D’une part, programmer un candidat plutôt insipide, rassurant au premier abord, propre sur lui, qui passa longtemps, dans sa communauté, où il avait occupé le poste suprême de ministre-président, pour le produit rêvé du marketing politique, le gendre idéal aux yeux de la ménagère de cinquante ans, cible prioritaire des capagnes publicitaires. Celui qui avait cartonné en terre flamande avait tout pour plaire dans l’ensemble du pays, puisqu’il avait l’atout supplémentaire d’être aguerri aux deux principales langues nationales. Nous venons donc d’assister, le titre d’un roman de Thomas Gunzig nous y préparait, à la mort d’un parfait bilingue.

Elle fut précédée d’un bon nombre de démonstrations de son inadéquation foncière à l’emploi. Multipliant les maladresses, les gaffes, les lapsus, il ne cessa de fournir aux amuseurs, particulièrement à leur affaire en temps de déroute, matière à divertir leur public. Imitant ses attitudes, mimant ses grimaces, croquant sa silhouette de pantin encravaté, ils étaient en droit de se dire, comme leur maître Sennep le constata il y a un demi-siècle, que « l’ennui avec nos hommes politiques, c’est qu’on croit qu’on fait leur caricature, alors qu’on fait leur portrait »…

Le grand moment, ce fut la Marseillaise qu’il chanta sur les marches de la cathédrale, répondant à une interpellation joyeuse de Christophe Deborsu, en lieu et place de la Brabançonne. Une analyse en profondeur de cette erreur de répertoire mérite d’être tentée. Ne voulait-elle pas marquer, de la part d’un Flamande, qu’il se refusait à entonner un hymne national au titre uniformément français, et exprimer son désir secret, face à l’audience francophone à laquelle il s’adressait, de la voir rejoindre la France et débarrasser un territoire qu’il entendait bien, avec ses compatriotes, dominer tout entier ? Message subconscient qui mérite plus qu’un haussement d’épaules. Lorsque les hommes qui nous gouvernent ne gouvernent plus leur raison, c’est leur déraison qu’il faut percer à jour.

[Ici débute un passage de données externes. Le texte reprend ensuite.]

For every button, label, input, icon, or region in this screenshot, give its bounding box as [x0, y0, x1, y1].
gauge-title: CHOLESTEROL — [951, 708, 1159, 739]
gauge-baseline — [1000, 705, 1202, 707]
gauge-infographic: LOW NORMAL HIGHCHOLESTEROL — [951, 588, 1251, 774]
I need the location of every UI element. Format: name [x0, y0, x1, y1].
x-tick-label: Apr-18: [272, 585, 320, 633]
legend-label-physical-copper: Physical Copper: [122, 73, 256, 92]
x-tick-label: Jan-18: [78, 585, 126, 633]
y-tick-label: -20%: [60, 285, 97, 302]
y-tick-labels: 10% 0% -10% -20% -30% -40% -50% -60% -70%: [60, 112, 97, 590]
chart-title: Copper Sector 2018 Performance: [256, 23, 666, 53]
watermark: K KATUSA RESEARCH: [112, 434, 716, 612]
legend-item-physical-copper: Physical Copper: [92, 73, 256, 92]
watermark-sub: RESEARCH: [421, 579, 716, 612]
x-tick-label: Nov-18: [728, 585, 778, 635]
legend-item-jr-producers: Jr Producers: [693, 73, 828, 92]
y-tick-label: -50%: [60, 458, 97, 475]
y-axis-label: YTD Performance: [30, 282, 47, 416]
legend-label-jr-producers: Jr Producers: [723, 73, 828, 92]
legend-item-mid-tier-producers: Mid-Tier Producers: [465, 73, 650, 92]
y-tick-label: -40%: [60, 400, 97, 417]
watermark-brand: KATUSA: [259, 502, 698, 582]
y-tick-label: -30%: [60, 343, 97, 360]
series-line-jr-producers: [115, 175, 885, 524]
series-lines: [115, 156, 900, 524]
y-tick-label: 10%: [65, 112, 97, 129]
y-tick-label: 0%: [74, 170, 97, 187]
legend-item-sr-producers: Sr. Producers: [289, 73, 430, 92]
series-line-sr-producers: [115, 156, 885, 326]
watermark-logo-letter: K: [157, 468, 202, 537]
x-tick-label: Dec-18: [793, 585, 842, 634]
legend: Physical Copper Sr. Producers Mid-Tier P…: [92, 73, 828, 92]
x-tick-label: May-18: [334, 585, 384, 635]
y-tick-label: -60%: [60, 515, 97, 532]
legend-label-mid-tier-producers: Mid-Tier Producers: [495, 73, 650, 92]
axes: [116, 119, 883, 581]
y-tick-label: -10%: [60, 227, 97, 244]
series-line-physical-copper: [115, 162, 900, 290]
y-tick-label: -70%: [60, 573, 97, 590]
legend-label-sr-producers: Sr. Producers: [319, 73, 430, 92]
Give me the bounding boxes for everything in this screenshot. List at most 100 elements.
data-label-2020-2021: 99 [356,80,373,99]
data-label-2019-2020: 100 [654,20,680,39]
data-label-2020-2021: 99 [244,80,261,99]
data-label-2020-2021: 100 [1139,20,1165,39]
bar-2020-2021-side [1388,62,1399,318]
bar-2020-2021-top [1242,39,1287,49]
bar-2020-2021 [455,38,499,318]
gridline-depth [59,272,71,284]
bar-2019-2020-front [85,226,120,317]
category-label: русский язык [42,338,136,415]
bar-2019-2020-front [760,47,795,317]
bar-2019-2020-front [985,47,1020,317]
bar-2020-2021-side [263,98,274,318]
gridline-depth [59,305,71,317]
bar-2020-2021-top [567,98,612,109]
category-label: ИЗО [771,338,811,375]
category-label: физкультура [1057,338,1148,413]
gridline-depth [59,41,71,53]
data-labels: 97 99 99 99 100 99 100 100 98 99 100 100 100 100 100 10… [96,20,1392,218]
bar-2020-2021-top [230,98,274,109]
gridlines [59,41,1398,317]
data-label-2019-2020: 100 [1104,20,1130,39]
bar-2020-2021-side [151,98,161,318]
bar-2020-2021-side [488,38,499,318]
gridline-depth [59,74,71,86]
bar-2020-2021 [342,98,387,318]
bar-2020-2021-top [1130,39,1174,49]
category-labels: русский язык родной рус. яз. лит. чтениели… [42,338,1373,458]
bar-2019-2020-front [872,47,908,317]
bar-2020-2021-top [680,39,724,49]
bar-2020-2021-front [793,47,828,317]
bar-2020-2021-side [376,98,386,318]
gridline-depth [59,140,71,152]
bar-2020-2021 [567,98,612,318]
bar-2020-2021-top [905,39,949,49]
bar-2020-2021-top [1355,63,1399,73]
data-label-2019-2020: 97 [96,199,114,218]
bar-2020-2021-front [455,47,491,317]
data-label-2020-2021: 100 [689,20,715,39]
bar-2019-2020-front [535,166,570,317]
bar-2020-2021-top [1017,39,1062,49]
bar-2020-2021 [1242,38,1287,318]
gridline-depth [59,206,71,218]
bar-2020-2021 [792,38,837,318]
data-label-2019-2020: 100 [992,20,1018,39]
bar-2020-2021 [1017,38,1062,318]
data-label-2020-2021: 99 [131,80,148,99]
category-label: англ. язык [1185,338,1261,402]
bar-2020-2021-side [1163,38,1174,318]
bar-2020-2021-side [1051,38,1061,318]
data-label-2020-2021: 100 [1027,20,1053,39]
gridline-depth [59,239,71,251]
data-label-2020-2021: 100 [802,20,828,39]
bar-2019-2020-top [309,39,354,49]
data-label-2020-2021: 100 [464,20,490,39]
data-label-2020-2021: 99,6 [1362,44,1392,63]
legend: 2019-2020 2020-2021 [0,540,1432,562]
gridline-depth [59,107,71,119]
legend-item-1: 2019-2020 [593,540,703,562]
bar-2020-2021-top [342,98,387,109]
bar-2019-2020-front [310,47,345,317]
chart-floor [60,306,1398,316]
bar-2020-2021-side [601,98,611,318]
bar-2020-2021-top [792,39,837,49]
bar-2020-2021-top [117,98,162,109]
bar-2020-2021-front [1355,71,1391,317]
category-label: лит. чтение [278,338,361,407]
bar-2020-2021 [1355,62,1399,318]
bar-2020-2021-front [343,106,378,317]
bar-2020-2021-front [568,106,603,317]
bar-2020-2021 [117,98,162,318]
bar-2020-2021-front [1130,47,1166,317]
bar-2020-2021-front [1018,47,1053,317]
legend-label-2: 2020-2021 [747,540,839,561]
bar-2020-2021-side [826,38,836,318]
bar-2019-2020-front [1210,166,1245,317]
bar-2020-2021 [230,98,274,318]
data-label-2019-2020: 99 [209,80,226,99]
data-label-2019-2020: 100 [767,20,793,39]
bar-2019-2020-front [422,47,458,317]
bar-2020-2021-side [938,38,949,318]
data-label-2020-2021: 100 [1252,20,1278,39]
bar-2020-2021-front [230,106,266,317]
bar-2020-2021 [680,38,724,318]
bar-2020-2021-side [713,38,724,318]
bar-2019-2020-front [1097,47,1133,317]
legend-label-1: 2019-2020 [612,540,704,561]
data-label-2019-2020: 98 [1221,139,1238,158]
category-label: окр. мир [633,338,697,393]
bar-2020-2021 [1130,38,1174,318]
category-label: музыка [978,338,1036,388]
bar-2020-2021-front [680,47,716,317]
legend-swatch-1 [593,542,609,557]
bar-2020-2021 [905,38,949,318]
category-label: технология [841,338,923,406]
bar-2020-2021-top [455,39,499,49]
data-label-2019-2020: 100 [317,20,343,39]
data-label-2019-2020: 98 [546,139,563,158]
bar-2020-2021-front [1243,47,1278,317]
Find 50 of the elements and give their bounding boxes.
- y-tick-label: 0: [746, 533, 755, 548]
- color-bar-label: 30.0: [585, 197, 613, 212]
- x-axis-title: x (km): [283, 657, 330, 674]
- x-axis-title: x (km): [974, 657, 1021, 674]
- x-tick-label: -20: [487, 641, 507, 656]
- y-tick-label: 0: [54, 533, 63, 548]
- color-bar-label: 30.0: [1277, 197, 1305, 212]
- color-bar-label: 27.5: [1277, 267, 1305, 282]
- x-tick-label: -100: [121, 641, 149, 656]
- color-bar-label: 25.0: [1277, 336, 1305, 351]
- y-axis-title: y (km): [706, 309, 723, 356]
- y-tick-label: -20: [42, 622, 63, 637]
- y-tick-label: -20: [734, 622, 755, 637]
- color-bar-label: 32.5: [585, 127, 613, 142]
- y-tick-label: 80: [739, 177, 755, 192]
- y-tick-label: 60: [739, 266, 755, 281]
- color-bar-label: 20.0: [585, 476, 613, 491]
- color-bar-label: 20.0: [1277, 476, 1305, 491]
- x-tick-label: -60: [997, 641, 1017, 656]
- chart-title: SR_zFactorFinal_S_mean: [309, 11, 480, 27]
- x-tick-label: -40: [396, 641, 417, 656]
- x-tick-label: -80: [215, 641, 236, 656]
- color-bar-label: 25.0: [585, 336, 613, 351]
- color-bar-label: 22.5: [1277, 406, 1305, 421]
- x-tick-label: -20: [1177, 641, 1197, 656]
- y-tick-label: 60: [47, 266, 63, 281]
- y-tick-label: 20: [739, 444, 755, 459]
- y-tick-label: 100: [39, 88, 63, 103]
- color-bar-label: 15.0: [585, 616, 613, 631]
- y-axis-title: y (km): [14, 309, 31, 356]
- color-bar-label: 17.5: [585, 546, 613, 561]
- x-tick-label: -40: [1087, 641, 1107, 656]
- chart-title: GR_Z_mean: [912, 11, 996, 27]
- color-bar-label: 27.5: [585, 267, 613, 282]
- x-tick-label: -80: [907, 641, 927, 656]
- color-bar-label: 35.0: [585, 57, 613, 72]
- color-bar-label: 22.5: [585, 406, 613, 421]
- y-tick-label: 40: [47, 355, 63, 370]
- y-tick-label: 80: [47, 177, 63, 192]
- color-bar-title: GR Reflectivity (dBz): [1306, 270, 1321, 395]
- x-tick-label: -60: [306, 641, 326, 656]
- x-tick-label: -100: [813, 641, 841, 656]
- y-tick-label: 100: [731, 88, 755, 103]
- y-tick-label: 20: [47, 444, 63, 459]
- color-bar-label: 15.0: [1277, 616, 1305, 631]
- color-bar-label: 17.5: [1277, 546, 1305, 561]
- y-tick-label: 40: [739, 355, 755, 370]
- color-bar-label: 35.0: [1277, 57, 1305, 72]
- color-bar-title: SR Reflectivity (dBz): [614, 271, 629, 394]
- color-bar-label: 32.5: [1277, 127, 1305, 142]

Mais quel était l’autre dispositif prévu par les évincés d’il y a huit ans ? S’adjoindre une petite formation, réputée démocratique, destinée avant tout à neutraliser les menées du grand méchant Vlaams Belang. Ce groupuscule a une force de nuisance redoutable. Sous sa précédente identité de Volksunie, il était déjà parvenu, en 1968, à faire trébucher un gouvernement socio-chrétien-libéral (souvenons-nous du duo VDB-De Clercq), après avoir fomenté l’épuration linguistique de l’université de Leuven aux accents de Walen buiten, épisode que le regretté Conrad Detrez a si brillamment évoqué.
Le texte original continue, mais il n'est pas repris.